Following that splash into his sophomore year, Gray is poised for a coming out party.
But for the Aledo product, the 2014 season could be Gray's time to shine as the would-be junior could push for a Heisman campaign, Texas' first since Colt McCoy narrowly missed in 2008.
Gray impressed in his first year in Austin, almost by necessity with Malcolm Brown missing five games with an injury. Should the trend continue, Gray looks all but set to be Texas' top option in the backfield for the next few seasons.
A Heisman campaign is high praise and projection for a guy who graduated high school no more than 12 months ago, but if the right kind of pieces fall into place, Gray can build a strong argument in the coming years.
Having a winning team behind you as a Heisman candidate is critical in the campaign.
By the 2014 season, the Longhorns could be looking at senior David Ash as quarterback, a senior receiver in Jaxon Shipley, senior running backs in Malcolm Brown and Joe Bergeron and a wealth of depth along the offensive line headlined by Josh Cochran and Dom Espinosa.

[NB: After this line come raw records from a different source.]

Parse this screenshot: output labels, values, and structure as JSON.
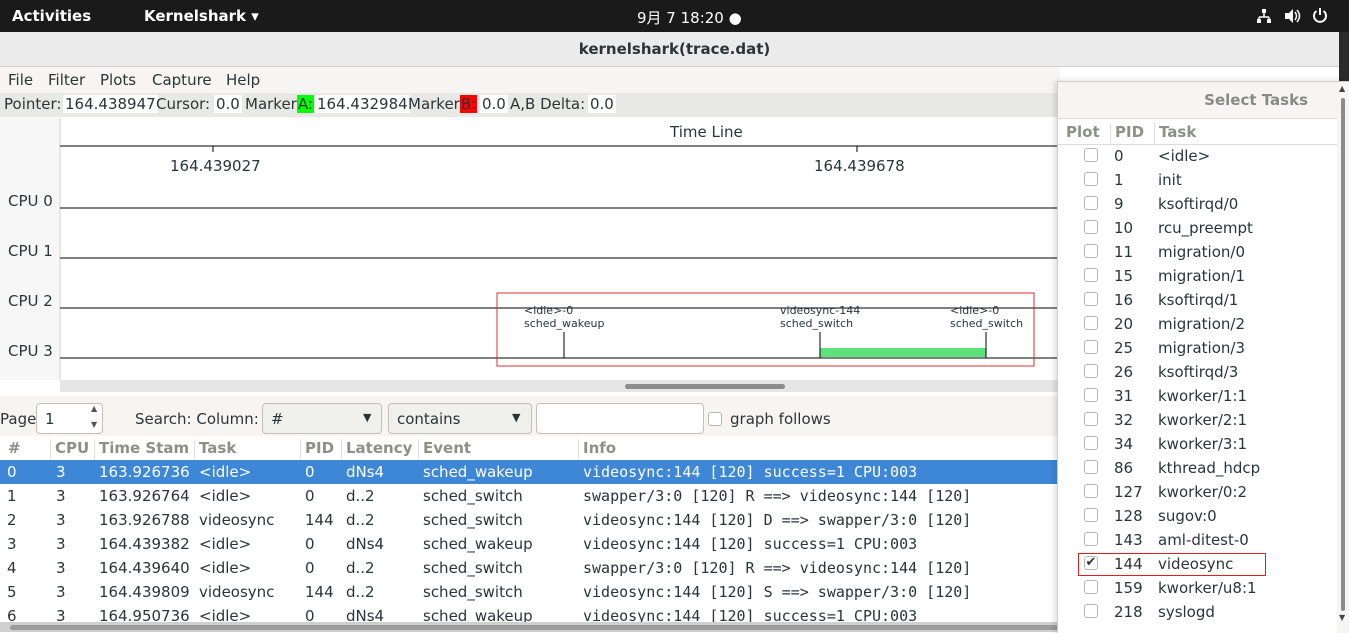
{
  "topbar": {
    "activities": "Activities",
    "app": "Kernelshark",
    "clock": "9月 7  18:20"
  },
  "window": {
    "title": "kernelshark(trace.dat)"
  },
  "menu": [
    "File",
    "Filter",
    "Plots",
    "Capture",
    "Help"
  ],
  "info": {
    "pointer_label": "Pointer:",
    "pointer": "164.438947",
    "cursor_label": "Cursor:",
    "cursor": "0.0",
    "markerA_label": "Marker",
    "markerA_tag": "A:",
    "markerA": "164.432984",
    "markerB_label": "Marker",
    "markerB_tag": "B:",
    "markerB": "0.0",
    "delta_label": "A,B Delta:",
    "delta": "0.0",
    "markerA_color": "#00ff00",
    "markerB_color": "#ff0000"
  },
  "graph": {
    "title": "Time Line",
    "tick1": "164.439027",
    "tick2": "164.439678",
    "cpus": [
      "CPU 0",
      "CPU 1",
      "CPU 2",
      "CPU 3"
    ],
    "events": [
      {
        "line1": "<idle>-0",
        "line2": "sched_wakeup"
      },
      {
        "line1": "videosync-144",
        "line2": "sched_switch"
      },
      {
        "line1": "<idle>-0",
        "line2": "sched_switch"
      }
    ],
    "task_color": "#5ee37a",
    "highlight_color": "#d93030"
  },
  "controls": {
    "page_label": "Page",
    "page_value": "1",
    "search_label": "Search: Column:",
    "column_value": "#",
    "match_value": "contains",
    "search_value": "",
    "graph_follows": "graph follows"
  },
  "table": {
    "headers": [
      "#",
      "CPU",
      "Time Stam",
      "Task",
      "PID",
      "Latency",
      "Event",
      "Info"
    ],
    "rows": [
      [
        "0",
        "3",
        "163.926736",
        "<idle>",
        "0",
        "dNs4",
        "sched_wakeup",
        "videosync:144 [120] success=1 CPU:003"
      ],
      [
        "1",
        "3",
        "163.926764",
        "<idle>",
        "0",
        "d..2",
        "sched_switch",
        "swapper/3:0 [120] R ==> videosync:144 [120]"
      ],
      [
        "2",
        "3",
        "163.926788",
        "videosync",
        "144",
        "d..2",
        "sched_switch",
        "videosync:144 [120] D ==> swapper/3:0 [120]"
      ],
      [
        "3",
        "3",
        "164.439382",
        "<idle>",
        "0",
        "dNs4",
        "sched_wakeup",
        "videosync:144 [120] success=1 CPU:003"
      ],
      [
        "4",
        "3",
        "164.439640",
        "<idle>",
        "0",
        "d..2",
        "sched_switch",
        "swapper/3:0 [120] R ==> videosync:144 [120]"
      ],
      [
        "5",
        "3",
        "164.439809",
        "videosync",
        "144",
        "d..2",
        "sched_switch",
        "videosync:144 [120] S ==> swapper/3:0 [120]"
      ],
      [
        "6",
        "3",
        "164.950736",
        "<idle>",
        "0",
        "dNs4",
        "sched_wakeup",
        "videosync:144 [120] success=1 CPU:003"
      ]
    ]
  },
  "dialog": {
    "title": "Select Tasks",
    "headers": [
      "Plot",
      "PID",
      "Task"
    ],
    "tasks": [
      {
        "pid": "0",
        "name": "<idle>",
        "checked": false
      },
      {
        "pid": "1",
        "name": "init",
        "checked": false
      },
      {
        "pid": "9",
        "name": "ksoftirqd/0",
        "checked": false
      },
      {
        "pid": "10",
        "name": "rcu_preempt",
        "checked": false
      },
      {
        "pid": "11",
        "name": "migration/0",
        "checked": false
      },
      {
        "pid": "15",
        "name": "migration/1",
        "checked": false
      },
      {
        "pid": "16",
        "name": "ksoftirqd/1",
        "checked": false
      },
      {
        "pid": "20",
        "name": "migration/2",
        "checked": false
      },
      {
        "pid": "25",
        "name": "migration/3",
        "checked": false
      },
      {
        "pid": "26",
        "name": "ksoftirqd/3",
        "checked": false
      },
      {
        "pid": "31",
        "name": "kworker/1:1",
        "checked": false
      },
      {
        "pid": "32",
        "name": "kworker/2:1",
        "checked": false
      },
      {
        "pid": "34",
        "name": "kworker/3:1",
        "checked": false
      },
      {
        "pid": "86",
        "name": "kthread_hdcp",
        "checked": false
      },
      {
        "pid": "127",
        "name": "kworker/0:2",
        "checked": false
      },
      {
        "pid": "128",
        "name": "sugov:0",
        "checked": false
      },
      {
        "pid": "143",
        "name": "aml-ditest-0",
        "checked": false
      },
      {
        "pid": "144",
        "name": "videosync",
        "checked": true
      },
      {
        "pid": "159",
        "name": "kworker/u8:1",
        "checked": false
      },
      {
        "pid": "218",
        "name": "syslogd",
        "checked": false
      }
    ]
  }
}
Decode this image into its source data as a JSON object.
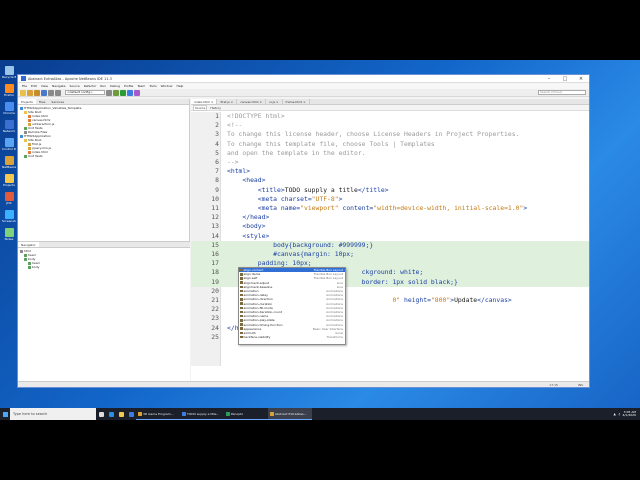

That puts up plenty of talent and experience on an offense that has the look of a giant.
If Gray develops into an all-around monster, he will have the supporting cast and a potential BCS game on his resume to fling him into the conversation.
With Malcolm Brown missing time due to injury, Gray had the opportunity to take the reins of the running game.
Gray appeared in all 13 games for the 'Horns last season, demonstrating his durability and performance over the course of a full year.
A healthy Gray is a reliable Gray, and he has already shown that he can be "the guy." If he can progressively increase his production and maintain his reliability, Gray has the kind of stage to shine.
Speed. Strength. Determination. Hands. Vision. Work ethic. All descriptors of what Gray provides.
What he lacks in brute size, Gray more than makes up in his athleticism and demeanor.
As the featured back when Malcolm Brown hit the injury report, Gray proved he could carry the load as the main option on the ground. His 11 receptions last season show he is available in the short game, which complements the spread offense nicely.
As long as good health keeps him on the field, Gray can do virtually everything out of the backfield.
Before even arriving on campus, Gray had a perspective of a consummate professional.
Although Texas already posted a crowded backfield that included Joe Bergeron and Malcolm Brown, Gray understood the necessity to have multiple high-quality, high-performance backs on the roster—and it paved the way for Gray to have an immediate impact.
Gray's attitude towards his craft is what ultimately leads him to his work ethic and its improvement. The sophomore set the bar very high during his freshman season, a standard that should only increase as he moves through the ranks for the Longhorns.